The Office of the U.S. Trade Representative is soliciting comments at regulations.gov, docket number USTR-2019-0012, on tariff and non-tariff barriers in 61 countries, the European Union and the countries of the Arab League (some of which are included in the list that follows). The topics stakeholders can comment on are wide-ranging -- from tariffs, customs practices, and sanitary and phytosanitary measures not based on science, to subsidies, intellectual property enforcement, data localization, discriminatory licensing or regulatory actions and investment restrictions. They also asked about Buy America-equivalent policies in other markets. The countries under review for the annual trade barriers report are: Algeria, Angola, Argentina, Australia, Bahrain, Bangladesh, Bolivia, Brazil, Brunei, Burma, Cambodia, Canada, Chile, China, Colombia, Costa Rica, Cote d’Ivoire, Dominican Republic, Ecuador, Egypt, El Salvador, Ethiopia, Ghana, Guatemala, Honduras, Hong Kong, India, Indonesia, Israel, Japan, Jordan, Kenya, Korea, Kuwait, Laos, Malaysia, Mexico, Morocco, New Zealand, Nicaragua, Nigeria, Norway, Oman, Pakistan, Panama, Paraguay, Peru, the Philippines, Qatar, Russia, Saudi Arabia, Singapore, South Africa, Switzerland, Taiwan, Thailand, Tunisia, Turkey, United Arab Emirates, Ukraine and Vietnam. Comments are due by midnight Oct. 31.

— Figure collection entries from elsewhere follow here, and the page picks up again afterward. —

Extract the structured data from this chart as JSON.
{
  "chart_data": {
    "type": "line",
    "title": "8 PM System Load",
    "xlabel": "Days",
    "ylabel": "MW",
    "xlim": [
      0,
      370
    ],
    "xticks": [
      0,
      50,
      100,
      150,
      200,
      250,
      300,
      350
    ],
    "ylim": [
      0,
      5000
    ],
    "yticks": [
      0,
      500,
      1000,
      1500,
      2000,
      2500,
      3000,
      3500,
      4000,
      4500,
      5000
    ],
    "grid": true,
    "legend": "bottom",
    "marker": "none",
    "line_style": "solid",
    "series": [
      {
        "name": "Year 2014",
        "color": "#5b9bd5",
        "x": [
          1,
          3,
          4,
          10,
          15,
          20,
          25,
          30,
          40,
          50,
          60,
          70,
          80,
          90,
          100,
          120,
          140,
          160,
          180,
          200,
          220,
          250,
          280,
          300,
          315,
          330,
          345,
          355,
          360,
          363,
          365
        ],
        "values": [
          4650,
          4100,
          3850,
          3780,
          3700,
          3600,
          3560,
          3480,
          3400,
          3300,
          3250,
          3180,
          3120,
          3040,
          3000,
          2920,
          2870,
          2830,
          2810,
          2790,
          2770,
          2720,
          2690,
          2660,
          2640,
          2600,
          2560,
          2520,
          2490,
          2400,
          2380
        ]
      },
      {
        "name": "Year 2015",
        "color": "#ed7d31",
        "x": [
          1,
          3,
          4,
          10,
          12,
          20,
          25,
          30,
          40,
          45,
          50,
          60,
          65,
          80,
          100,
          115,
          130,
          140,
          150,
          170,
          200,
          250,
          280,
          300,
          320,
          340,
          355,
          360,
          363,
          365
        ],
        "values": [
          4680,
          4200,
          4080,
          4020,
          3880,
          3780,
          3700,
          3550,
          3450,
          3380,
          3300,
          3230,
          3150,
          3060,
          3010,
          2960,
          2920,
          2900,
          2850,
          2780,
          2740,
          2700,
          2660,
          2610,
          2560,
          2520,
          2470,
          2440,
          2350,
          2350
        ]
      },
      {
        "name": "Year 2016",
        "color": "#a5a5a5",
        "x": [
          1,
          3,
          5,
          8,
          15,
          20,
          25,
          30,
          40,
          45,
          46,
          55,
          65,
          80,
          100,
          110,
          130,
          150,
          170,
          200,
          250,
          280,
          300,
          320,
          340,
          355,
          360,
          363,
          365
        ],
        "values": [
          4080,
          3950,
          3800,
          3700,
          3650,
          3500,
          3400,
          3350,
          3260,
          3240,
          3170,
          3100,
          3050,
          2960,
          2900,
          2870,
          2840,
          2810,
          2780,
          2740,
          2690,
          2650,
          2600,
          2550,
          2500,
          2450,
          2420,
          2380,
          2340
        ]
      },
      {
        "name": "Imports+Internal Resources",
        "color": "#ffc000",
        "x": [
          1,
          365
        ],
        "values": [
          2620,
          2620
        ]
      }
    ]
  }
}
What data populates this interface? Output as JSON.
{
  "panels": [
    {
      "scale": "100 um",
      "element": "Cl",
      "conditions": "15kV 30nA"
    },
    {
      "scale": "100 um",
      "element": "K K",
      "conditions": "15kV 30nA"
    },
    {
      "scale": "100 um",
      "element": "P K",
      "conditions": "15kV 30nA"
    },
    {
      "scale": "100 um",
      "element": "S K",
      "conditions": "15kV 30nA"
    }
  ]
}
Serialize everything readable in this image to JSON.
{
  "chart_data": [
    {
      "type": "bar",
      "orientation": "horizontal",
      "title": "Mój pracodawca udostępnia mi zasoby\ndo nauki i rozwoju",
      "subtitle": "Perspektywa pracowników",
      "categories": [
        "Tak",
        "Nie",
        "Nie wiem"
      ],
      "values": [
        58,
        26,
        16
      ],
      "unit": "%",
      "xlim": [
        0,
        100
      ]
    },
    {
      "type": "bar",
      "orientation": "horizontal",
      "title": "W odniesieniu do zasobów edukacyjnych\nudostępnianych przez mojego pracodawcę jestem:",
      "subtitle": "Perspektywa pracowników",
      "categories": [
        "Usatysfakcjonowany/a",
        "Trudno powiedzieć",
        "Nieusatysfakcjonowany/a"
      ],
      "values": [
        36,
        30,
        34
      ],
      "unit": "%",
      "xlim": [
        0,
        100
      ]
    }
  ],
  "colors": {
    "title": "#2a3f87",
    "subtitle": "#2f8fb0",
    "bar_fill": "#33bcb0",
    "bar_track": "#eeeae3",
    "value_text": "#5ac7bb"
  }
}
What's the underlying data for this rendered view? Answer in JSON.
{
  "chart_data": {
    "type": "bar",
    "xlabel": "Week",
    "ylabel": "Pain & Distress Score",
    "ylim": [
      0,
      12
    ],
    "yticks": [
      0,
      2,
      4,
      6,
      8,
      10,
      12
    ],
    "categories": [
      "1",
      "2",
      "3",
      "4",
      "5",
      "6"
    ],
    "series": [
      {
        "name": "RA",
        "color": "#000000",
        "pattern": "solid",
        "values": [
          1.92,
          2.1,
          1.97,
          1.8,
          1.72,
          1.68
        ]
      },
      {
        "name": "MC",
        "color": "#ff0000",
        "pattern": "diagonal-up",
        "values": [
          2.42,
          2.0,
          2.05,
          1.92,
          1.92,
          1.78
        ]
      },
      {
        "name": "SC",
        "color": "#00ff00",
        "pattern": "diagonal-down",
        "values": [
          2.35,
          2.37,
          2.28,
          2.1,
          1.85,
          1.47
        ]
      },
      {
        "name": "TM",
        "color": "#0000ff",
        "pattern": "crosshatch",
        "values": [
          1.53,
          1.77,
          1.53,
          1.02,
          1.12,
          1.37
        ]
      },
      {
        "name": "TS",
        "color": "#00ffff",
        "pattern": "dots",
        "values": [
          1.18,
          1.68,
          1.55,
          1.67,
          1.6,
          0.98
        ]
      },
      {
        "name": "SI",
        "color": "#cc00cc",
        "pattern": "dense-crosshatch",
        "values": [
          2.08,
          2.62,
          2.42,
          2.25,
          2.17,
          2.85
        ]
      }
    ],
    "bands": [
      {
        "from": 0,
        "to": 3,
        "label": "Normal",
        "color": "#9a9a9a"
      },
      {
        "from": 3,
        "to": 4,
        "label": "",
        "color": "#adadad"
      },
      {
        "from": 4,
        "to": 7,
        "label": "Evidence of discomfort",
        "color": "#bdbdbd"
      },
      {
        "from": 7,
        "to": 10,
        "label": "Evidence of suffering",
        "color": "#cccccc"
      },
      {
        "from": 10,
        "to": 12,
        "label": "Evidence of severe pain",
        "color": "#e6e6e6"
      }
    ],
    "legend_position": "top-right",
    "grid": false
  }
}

The Eurasian Economic Union Commission completed its customs code harmonization to improve customs clearance time, “service portals,” rules relating to restricted goods, countries of origin and more, according to an Aug. 22 report from the Hong Kong Trade Development Council. The move is expected to “clear up the discrepancies and inconsistencies” related to several areas of customs and trade between the Eurasian Economic Union’s member countries: Russia, Armenia, Belarus, Kazakhstan and Kyrgyzstan. The move will standardize the average customs clearance time to four hours, define required procedures for establishing exact customs values, list a series of banned goods and more, the report said.
The United Kingdom's Office of Financial Sanctions Implementation on Aug. 21 updated its guidance on the country’s current financial sanctions targets. The guidance includes a list of the country’s asset freeze targets, a guide explaining availability in four different formats of its list of financial sanctions targets, and a list of people subject to sanctions and other restrictive measures due to Russia’s actions in Ukraine.
Mexico recently issued regulations formalizing import restrictions put in place in 2018 meant to protect against the introduction of African swine fever, according to a press release from the Mexican Secretariat of Agriculture and Rural Development (SADER). Published on Aug. 15, the new regulations keep in place measures set in 2018 that prohibit the importation of pigs, pork, semen and embryos, as well as containers and vehicles used to transport these animals and animal products.